By the way did Marisol ever find the fathers of her 4 or 5 kids? (Now that is throwback Maury)


----------



## nelyanaphonexia (Mar 13, 2009)

Quote:

   Originally Posted by *chocolategoddes* 

 
_Ha! Sometimes, they'll even go as far as " I'm *2000%* sure he's tha father!"
And I'm like, "Really? 2000%. Didn't you study Probability in Algebra? I mean.. HELLOOOOO"

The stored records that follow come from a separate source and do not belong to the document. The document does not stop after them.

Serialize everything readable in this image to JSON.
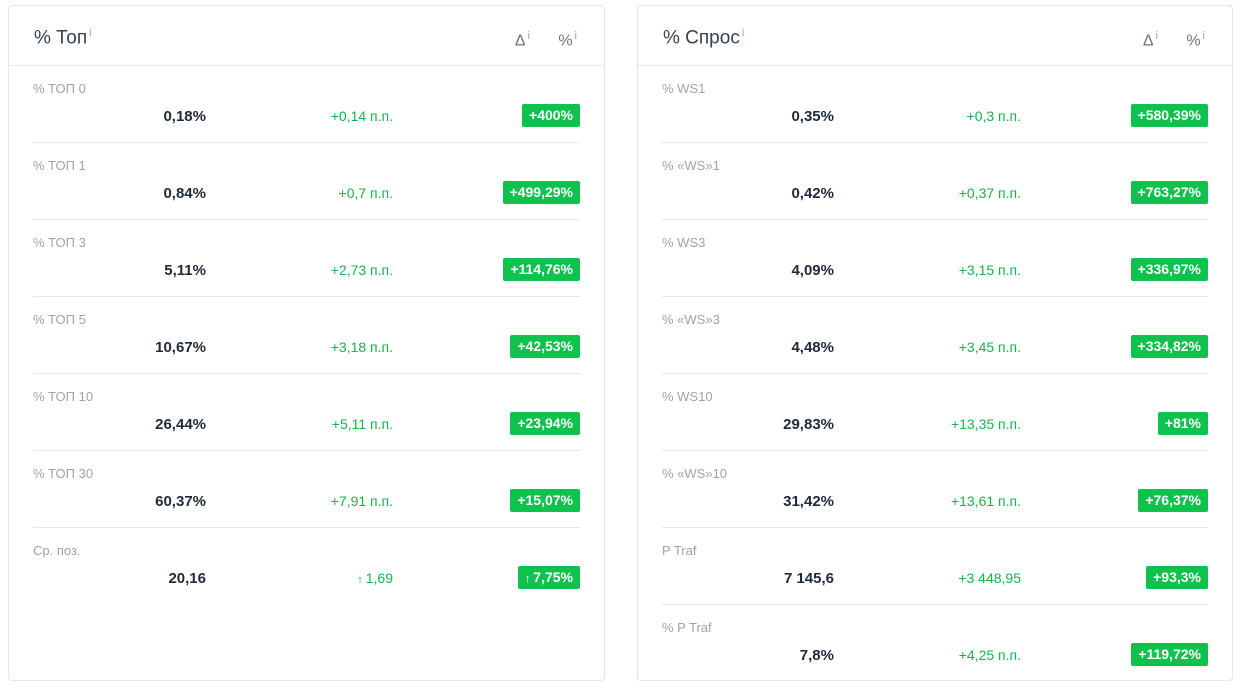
{
  "left": {
    "title": "% Топ",
    "title_info": "i",
    "col_delta": "Δ",
    "col_delta_info": "i",
    "col_pct": "%",
    "col_pct_info": "i",
    "rows": [
      {
        "label": "% ТОП 0",
        "value": "0,18%",
        "delta": "+0,14 п.п.",
        "badge": "+400%"
      },
      {
        "label": "% ТОП 1",
        "value": "0,84%",
        "delta": "+0,7 п.п.",
        "badge": "+499,29%"
      },
      {
        "label": "% ТОП 3",
        "value": "5,11%",
        "delta": "+2,73 п.п.",
        "badge": "+114,76%"
      },
      {
        "label": "% ТОП 5",
        "value": "10,67%",
        "delta": "+3,18 п.п.",
        "badge": "+42,53%"
      },
      {
        "label": "% ТОП 10",
        "value": "26,44%",
        "delta": "+5,11 п.п.",
        "badge": "+23,94%"
      },
      {
        "label": "% ТОП 30",
        "value": "60,37%",
        "delta": "+7,91 п.п.",
        "badge": "+15,07%"
      },
      {
        "label": "Ср. поз.",
        "value": "20,16",
        "delta": "1,69",
        "badge": "7,75%",
        "arrow": "↑"
      }
    ]
  },
  "right": {
    "title": "% Спрос",
    "title_info": "i",
    "col_delta": "Δ",
    "col_delta_info": "i",
    "col_pct": "%",
    "col_pct_info": "i",
    "rows": [
      {
        "label": "% WS1",
        "value": "0,35%",
        "delta": "+0,3 п.п.",
        "badge": "+580,39%"
      },
      {
        "label": "% «WS»1",
        "value": "0,42%",
        "delta": "+0,37 п.п.",
        "badge": "+763,27%"
      },
      {
        "label": "% WS3",
        "value": "4,09%",
        "delta": "+3,15 п.п.",
        "badge": "+336,97%"
      },
      {
        "label": "% «WS»3",
        "value": "4,48%",
        "delta": "+3,45 п.п.",
        "badge": "+334,82%"
      },
      {
        "label": "% WS10",
        "value": "29,83%",
        "delta": "+13,35 п.п.",
        "badge": "+81%"
      },
      {
        "label": "% «WS»10",
        "value": "31,42%",
        "delta": "+13,61 п.п.",
        "badge": "+76,37%"
      },
      {
        "label": "P Traf",
        "value": "7 145,6",
        "delta": "+3 448,95",
        "badge": "+93,3%"
      },
      {
        "label": "% P Traf",
        "value": "7,8%",
        "delta": "+4,25 п.п.",
        "badge": "+119,72%"
      }
    ]
  },
  "colors": {
    "badge_bg": "#0ec24d",
    "delta_text": "#16b34a"
  }
}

My favorite part of these episodes are those little pre-filmed segments where the girl is ranting on and on. It's soo cheesy. "Ty-Quan still live wit his momma, and already has six kids by fo' otha womens, aint got no car, no job, and on top of that... he ugly!!!"_

 
hahahaha. omg, fotflmao, you just made my day. I just love reading your posts. Makes my, otherwise boring, days so, so, soooo much better. Now I don't even have to go and watch Maury for grins and giggles.


----------



## cupcake_x (Mar 18, 2009)

Oh man... I hate how ridiculous it is but at the same time, it's addictive and such a guilty pleasure.

I watched one episode they had 3 stories and cut out the part if he is the father or not for the next episode. It drove me crazy! One woman had 3 guys and 2 didn't want to be the father and one did. I'm still wondering to this day who the baby daddy ended up being! It's never usually the guy who WANTS to be the father, which is a shame- but the show probably wouldn't get as many views.


----------